Mais, anunciou há alguns dias que ia começar a emitir os Panda Bonds (os tais títulos da dívida soberana portuguesa em moeda chinesa) que entretanto já estão no mercado. Não se trata de uma questão que por si só vá mudar muita coisa. A China já comprava dívida em euros. Mas é um sinal político muito forte de que Portugal poderá estar a inverter a sua política externa num sentido que terá custos altíssimos no médio prazo. Além disso, importa salientar que nenhuma destas questões, estratégicas para o futuro do país, estão a ser debatidas publicamente. Pelo contrário; perece que melhor é que não se comente muito, não vá alguém apontar o que já se começa a tornar evidente.
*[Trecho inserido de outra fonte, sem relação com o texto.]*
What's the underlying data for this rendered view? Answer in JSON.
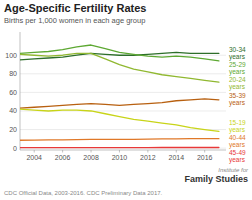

Como escrevi noutra ocasião, há razões de sobra para Lisboa fazer negócios com empresas chinesas (ainda sabendo que todas elas são controladas pela estado). Mas uma coisa são negócios, outra completamente diferente é entregar o país aos planos imperiais chineses. A história recente dos boicotes diplomáticos – e o comportamento interno chinês – alertam-nos ruidosamente para as potenciais consequências negativas. Lisboa tem alianças permanentes que lhe permitem declinar, ainda que muito amavelmente, o convite chinês. Resta saber se a tentação do dinheiro fácil, num momento em que a economia teima em não arrancar da forma que gostaríamos, não leva a melhor. Esperemos que quem de direito seja firme na posição de que Portugal não está à venda. Especialmente a um estado que controla indiscriminadamente em nome da sua própria grandeza.